While I was researching LLMs, I came across the llama-cpp-wasm project, and I thought trying to run models in the browser locally would provide an additional challenge and would make a more interesting application than outsourcing the model work to some external API. I know I could have simplified the application through making basic API calls to someone else, but I have always enjoyed pushing the boundaries of what is possible in the web browser as a platform as much as possible.
Once I had an idea of what I wanted to do, I worked on producing a rough proof-of-concept that provided all of the core functionality I required for the application. I usually build a simplified solution for the problem first to develop my mental model of the problem, to identify unexpected issues before I have committed too much time and effort to the approach, and to test out assumptions I have made about the problem situation. I believe you can largely solve a problem with a simple proof-of-concept, and if the proof-of-concept works well enough you can refine and expand from the proof-of-concept to provide a better experience and solution. I produced a version of the application that could handle at a basic level the Firebase authentication, the Google Workspace authorization, and summarizing a single Google Document using llama-cpp-wasm. After I had those pieces in place, I worked on refactoring the code, improving the interface, and broadly refining the application as much I could within the time I had remaining for working on the application.
I feel the greatest challenge I had in the application was cleanly integrating the external JavaScript libraries, clients, and applications without NPM packages into SvelteKit. I required a few implementations, for example, to integrate llama-cpp-wasm into my SvelteKit application in a way that allowed me to properly run llama.cpp from within the browser and that allowed llama-cpp-wasm to register service workers and execute its code. I believe much of that challenge came from unfamiliarity with llama-cpp-wasm, though, and from relying on libraries that were not specifically optimized for NPM or SvelteKit.
I had limited time to work on this application. There are several improvements I did not have time to implement.

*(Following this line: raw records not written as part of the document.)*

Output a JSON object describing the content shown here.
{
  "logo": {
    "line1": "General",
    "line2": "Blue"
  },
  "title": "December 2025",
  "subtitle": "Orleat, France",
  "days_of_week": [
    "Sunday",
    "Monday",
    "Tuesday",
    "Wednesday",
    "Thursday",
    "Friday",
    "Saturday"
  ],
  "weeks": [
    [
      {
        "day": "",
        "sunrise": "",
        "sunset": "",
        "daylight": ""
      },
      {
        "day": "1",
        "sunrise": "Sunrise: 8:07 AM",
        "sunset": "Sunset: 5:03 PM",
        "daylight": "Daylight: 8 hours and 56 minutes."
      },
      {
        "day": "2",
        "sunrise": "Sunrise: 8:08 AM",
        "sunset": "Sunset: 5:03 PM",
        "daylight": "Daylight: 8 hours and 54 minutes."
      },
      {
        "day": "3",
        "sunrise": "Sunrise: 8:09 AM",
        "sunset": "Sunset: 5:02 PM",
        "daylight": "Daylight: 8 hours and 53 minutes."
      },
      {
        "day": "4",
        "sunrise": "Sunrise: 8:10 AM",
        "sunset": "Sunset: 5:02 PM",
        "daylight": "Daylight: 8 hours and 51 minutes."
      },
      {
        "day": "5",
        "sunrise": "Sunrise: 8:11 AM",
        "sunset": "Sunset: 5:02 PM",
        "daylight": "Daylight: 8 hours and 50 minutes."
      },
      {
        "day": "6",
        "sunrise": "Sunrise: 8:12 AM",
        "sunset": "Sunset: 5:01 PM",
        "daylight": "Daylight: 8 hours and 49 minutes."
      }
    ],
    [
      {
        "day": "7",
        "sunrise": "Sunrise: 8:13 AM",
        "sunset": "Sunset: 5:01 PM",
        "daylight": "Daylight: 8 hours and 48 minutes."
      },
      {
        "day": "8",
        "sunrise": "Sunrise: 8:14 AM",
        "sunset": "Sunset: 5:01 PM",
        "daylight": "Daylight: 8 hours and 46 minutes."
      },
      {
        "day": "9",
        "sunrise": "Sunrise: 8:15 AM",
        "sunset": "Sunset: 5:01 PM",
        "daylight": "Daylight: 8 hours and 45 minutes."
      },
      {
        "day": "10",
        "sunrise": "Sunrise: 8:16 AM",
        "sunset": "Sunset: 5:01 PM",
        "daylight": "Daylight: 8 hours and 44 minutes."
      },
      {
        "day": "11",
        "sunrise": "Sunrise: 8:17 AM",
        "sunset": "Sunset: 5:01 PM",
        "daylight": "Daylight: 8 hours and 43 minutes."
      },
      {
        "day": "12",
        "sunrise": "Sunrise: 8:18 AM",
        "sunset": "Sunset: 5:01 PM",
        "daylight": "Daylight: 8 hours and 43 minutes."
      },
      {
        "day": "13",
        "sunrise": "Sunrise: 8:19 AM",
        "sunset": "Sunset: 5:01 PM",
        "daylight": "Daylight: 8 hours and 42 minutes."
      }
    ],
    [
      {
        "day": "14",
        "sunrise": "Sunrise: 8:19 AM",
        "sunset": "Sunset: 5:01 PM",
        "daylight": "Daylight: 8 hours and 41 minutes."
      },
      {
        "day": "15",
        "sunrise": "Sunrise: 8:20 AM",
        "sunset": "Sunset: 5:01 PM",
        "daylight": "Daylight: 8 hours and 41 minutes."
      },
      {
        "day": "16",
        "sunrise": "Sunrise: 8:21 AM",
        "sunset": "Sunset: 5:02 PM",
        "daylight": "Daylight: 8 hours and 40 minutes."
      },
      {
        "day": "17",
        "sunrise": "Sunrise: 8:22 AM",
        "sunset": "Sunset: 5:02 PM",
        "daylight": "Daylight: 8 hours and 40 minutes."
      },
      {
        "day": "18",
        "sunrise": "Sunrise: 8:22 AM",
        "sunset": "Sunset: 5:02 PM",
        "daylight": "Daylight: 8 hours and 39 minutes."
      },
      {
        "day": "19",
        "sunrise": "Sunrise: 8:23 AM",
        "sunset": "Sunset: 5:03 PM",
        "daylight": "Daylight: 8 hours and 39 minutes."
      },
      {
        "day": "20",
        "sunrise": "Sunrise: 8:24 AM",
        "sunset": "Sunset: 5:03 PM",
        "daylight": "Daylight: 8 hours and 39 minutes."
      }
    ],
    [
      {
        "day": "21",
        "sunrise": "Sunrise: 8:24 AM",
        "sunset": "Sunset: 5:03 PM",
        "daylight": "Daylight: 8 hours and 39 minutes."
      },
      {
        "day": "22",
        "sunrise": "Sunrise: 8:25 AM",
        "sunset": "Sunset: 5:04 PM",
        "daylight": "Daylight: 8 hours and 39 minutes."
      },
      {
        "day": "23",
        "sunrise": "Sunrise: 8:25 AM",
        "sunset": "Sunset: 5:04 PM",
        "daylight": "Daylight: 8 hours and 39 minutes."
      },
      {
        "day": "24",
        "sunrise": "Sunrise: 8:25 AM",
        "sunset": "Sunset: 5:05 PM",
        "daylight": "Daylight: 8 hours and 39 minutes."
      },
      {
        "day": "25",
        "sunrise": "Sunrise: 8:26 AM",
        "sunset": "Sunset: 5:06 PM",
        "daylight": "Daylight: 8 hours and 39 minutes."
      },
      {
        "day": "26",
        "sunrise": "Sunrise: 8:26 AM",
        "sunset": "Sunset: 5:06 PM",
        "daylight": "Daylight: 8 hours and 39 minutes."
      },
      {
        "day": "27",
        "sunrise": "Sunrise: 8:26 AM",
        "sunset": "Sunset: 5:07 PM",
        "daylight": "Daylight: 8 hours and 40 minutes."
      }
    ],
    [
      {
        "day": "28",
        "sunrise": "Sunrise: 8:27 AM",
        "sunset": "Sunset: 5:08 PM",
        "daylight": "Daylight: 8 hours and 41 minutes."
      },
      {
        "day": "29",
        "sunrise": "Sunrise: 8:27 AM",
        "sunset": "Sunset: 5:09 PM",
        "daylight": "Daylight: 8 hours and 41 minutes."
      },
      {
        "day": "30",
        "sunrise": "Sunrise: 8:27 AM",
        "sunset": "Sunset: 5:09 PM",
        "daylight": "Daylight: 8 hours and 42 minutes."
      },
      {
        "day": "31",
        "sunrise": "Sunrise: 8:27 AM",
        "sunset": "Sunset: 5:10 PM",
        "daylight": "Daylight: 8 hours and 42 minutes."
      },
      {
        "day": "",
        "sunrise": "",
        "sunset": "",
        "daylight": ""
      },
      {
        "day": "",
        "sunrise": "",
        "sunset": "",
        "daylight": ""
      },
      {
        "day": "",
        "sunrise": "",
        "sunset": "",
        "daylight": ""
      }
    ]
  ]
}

The first improvement I would make to the application is paginating the Google Docs results from the Google Drive API. In its current form, the application will only retrieve a fixed count (10) of documents using Google Drive. While pagination is straightforward to add, I felt it was not necessary for demonstrating the core functionality of this proof-of-concept.

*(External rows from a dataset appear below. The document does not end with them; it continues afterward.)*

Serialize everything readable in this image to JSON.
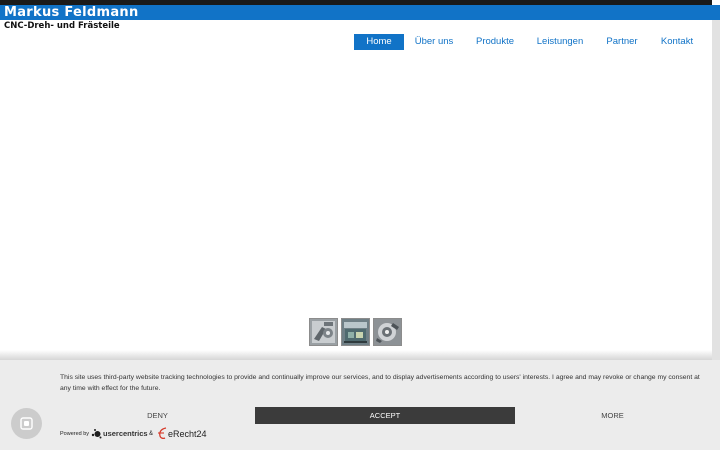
{
  "header": {
    "logo_title": "Markus Feldmann",
    "logo_subtitle": "CNC-Dreh- und Frästeile"
  },
  "nav": {
    "items": [
      {
        "label": "Home",
        "active": true
      },
      {
        "label": "Über uns",
        "active": false
      },
      {
        "label": "Produkte",
        "active": false
      },
      {
        "label": "Leistungen",
        "active": false
      },
      {
        "label": "Partner",
        "active": false
      },
      {
        "label": "Kontakt",
        "active": false
      }
    ]
  },
  "gallery": {
    "thumbnails": [
      "cnc-part-photo-1",
      "cnc-part-photo-2",
      "cnc-part-photo-3"
    ]
  },
  "cookie_banner": {
    "text": "This site uses third-party website tracking technologies to provide and continually improve our services, and to display advertisements according to users' interests. I agree and may revoke or change my consent at any time with effect for the future.",
    "deny_label": "DENY",
    "accept_label": "ACCEPT",
    "more_label": "MORE",
    "powered_by": "Powered by",
    "usercentrics": "usercentrics",
    "ampersand": "&",
    "erecht": "eRecht24"
  },
  "privacy_button": {
    "icon": "fingerprint-icon"
  },
  "colors": {
    "brand_blue": "#1173c7",
    "accept_bg": "#3b3b3b",
    "banner_bg": "#ececec"
  }
}
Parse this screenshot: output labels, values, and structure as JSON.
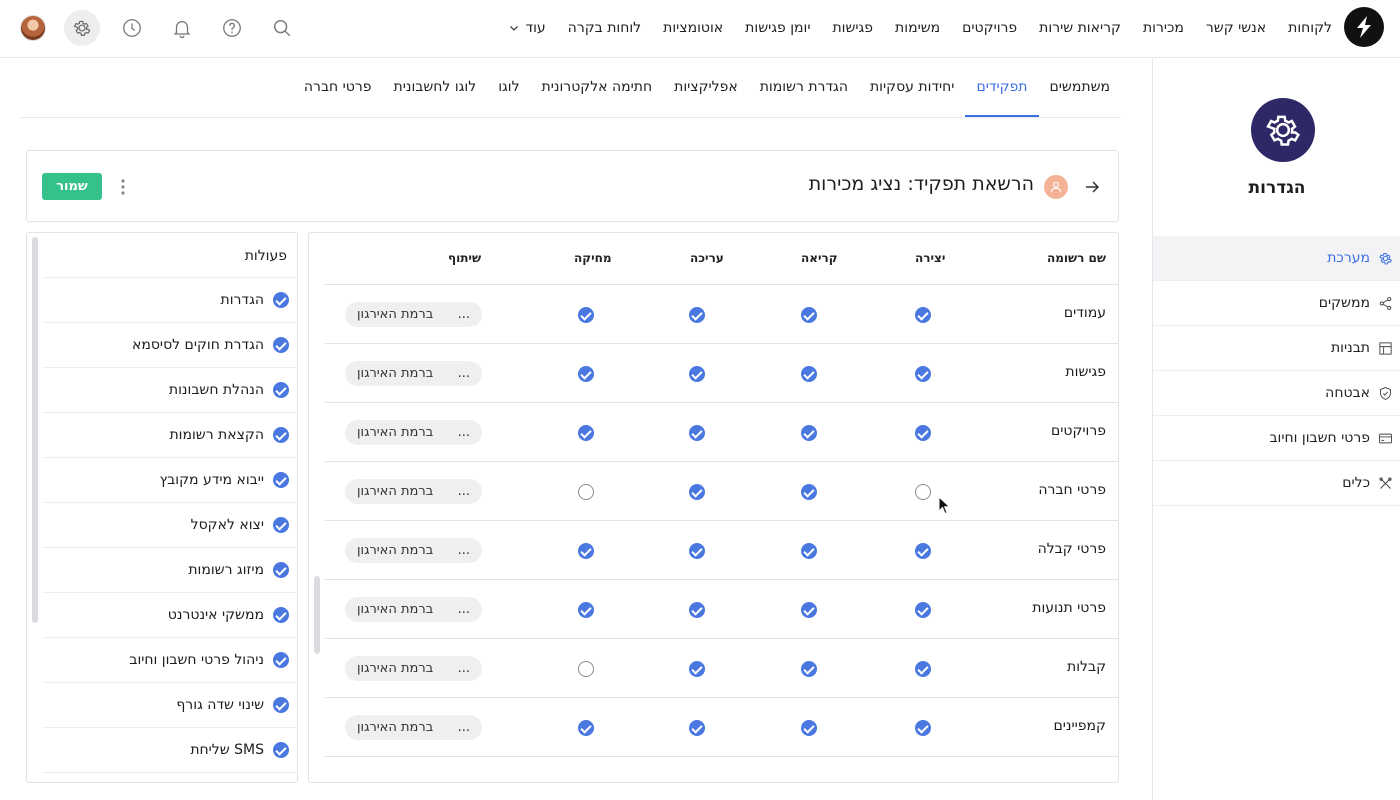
{
  "nav": {
    "items": [
      "לקוחות",
      "אנשי קשר",
      "מכירות",
      "קריאות שירות",
      "פרויקטים",
      "משימות",
      "פגישות",
      "יומן פגישות",
      "אוטומציות",
      "לוחות בקרה"
    ],
    "more_label": "עוד"
  },
  "top_icons": [
    "search-icon",
    "help-icon",
    "bell-icon",
    "clock-icon",
    "gear-icon",
    "avatar"
  ],
  "sidebar": {
    "title": "הגדרות",
    "items": [
      {
        "label": "מערכת",
        "icon": "gear-icon",
        "active": true
      },
      {
        "label": "ממשקים",
        "icon": "share-icon",
        "active": false
      },
      {
        "label": "תבניות",
        "icon": "template-icon",
        "active": false
      },
      {
        "label": "אבטחה",
        "icon": "shield-icon",
        "active": false
      },
      {
        "label": "פרטי חשבון וחיוב",
        "icon": "card-icon",
        "active": false
      },
      {
        "label": "כלים",
        "icon": "tools-icon",
        "active": false
      }
    ]
  },
  "tabs": [
    {
      "label": "משתמשים",
      "active": false
    },
    {
      "label": "תפקידים",
      "active": true
    },
    {
      "label": "יחידות עסקיות",
      "active": false
    },
    {
      "label": "הגדרת רשומות",
      "active": false
    },
    {
      "label": "אפליקציות",
      "active": false
    },
    {
      "label": "חתימה אלקטרונית",
      "active": false
    },
    {
      "label": "לוגו",
      "active": false
    },
    {
      "label": "לוגו לחשבונית",
      "active": false
    },
    {
      "label": "פרטי חברה",
      "active": false
    }
  ],
  "header": {
    "title": "הרשאת תפקיד: נציג מכירות",
    "save_label": "שמור"
  },
  "table": {
    "columns": {
      "name": "שם רשומה",
      "create": "יצירה",
      "read": "קריאה",
      "edit": "עריכה",
      "delete": "מחיקה",
      "share": "שיתוף"
    },
    "rows": [
      {
        "name": "עמודים",
        "create": true,
        "read": true,
        "edit": true,
        "delete": true,
        "share": "ברמת האירגון"
      },
      {
        "name": "פגישות",
        "create": true,
        "read": true,
        "edit": true,
        "delete": true,
        "share": "ברמת האירגון"
      },
      {
        "name": "פרויקטים",
        "create": true,
        "read": true,
        "edit": true,
        "delete": true,
        "share": "ברמת האירגון"
      },
      {
        "name": "פרטי חברה",
        "create": false,
        "read": true,
        "edit": true,
        "delete": false,
        "share": "ברמת האירגון"
      },
      {
        "name": "פרטי קבלה",
        "create": true,
        "read": true,
        "edit": true,
        "delete": true,
        "share": "ברמת האירגון"
      },
      {
        "name": "פרטי תנועות",
        "create": true,
        "read": true,
        "edit": true,
        "delete": true,
        "share": "ברמת האירגון"
      },
      {
        "name": "קבלות",
        "create": true,
        "read": true,
        "edit": true,
        "delete": false,
        "share": "ברמת האירגון"
      },
      {
        "name": "קמפיינים",
        "create": true,
        "read": true,
        "edit": true,
        "delete": true,
        "share": "ברמת האירגון"
      }
    ],
    "ellipsis": "..."
  },
  "actions": {
    "title": "פעולות",
    "items": [
      {
        "label": "הגדרות",
        "checked": true
      },
      {
        "label": "הגדרת חוקים לסיסמא",
        "checked": true
      },
      {
        "label": "הנהלת חשבונות",
        "checked": true
      },
      {
        "label": "הקצאת רשומות",
        "checked": true
      },
      {
        "label": "ייבוא מידע מקובץ",
        "checked": true
      },
      {
        "label": "יצוא לאקסל",
        "checked": true
      },
      {
        "label": "מיזוג רשומות",
        "checked": true
      },
      {
        "label": "ממשקי אינטרנט",
        "checked": true
      },
      {
        "label": "ניהול פרטי חשבון וחיוב",
        "checked": true
      },
      {
        "label": "שינוי שדה גורף",
        "checked": true
      },
      {
        "label": "שליחת SMS",
        "checked": true
      }
    ]
  },
  "colors": {
    "accent": "#3b6ee0",
    "check": "#4a78e0",
    "save": "#35c28a",
    "brand_circle": "#2e2867",
    "role_badge": "#f4b397"
  }
}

The next major improvement I would make is creating a nicer, more refined user interface. I kept the interface pared down and simplified because I focused more of my time designing and writing the application. What limited time I had for improving the interface I spent on what would benefit the user experience the most for the smallest amount of effort.
The third major improvement I would make is providing a way to store or cache the summaries either in the user's browser or in Firebase's storage service. This would save the user from having to generate new summaries for already-summarized documents.
In addition, I would work on improving the quality of the summaries the application generated. I did not evaluate models at any length because one of the models llama-cpp-wasm used in their examples was good enough to demonstrate the proof-of-concept's functionality. There are probably models that can provide better summaries or that have smaller download sizes.
I would also work on improving the type declarations and adherence to TypeScript's expectations for the external libraries. I included type declarations for Google's clients, but llama-cpp-wasm does not appear to have type declarations.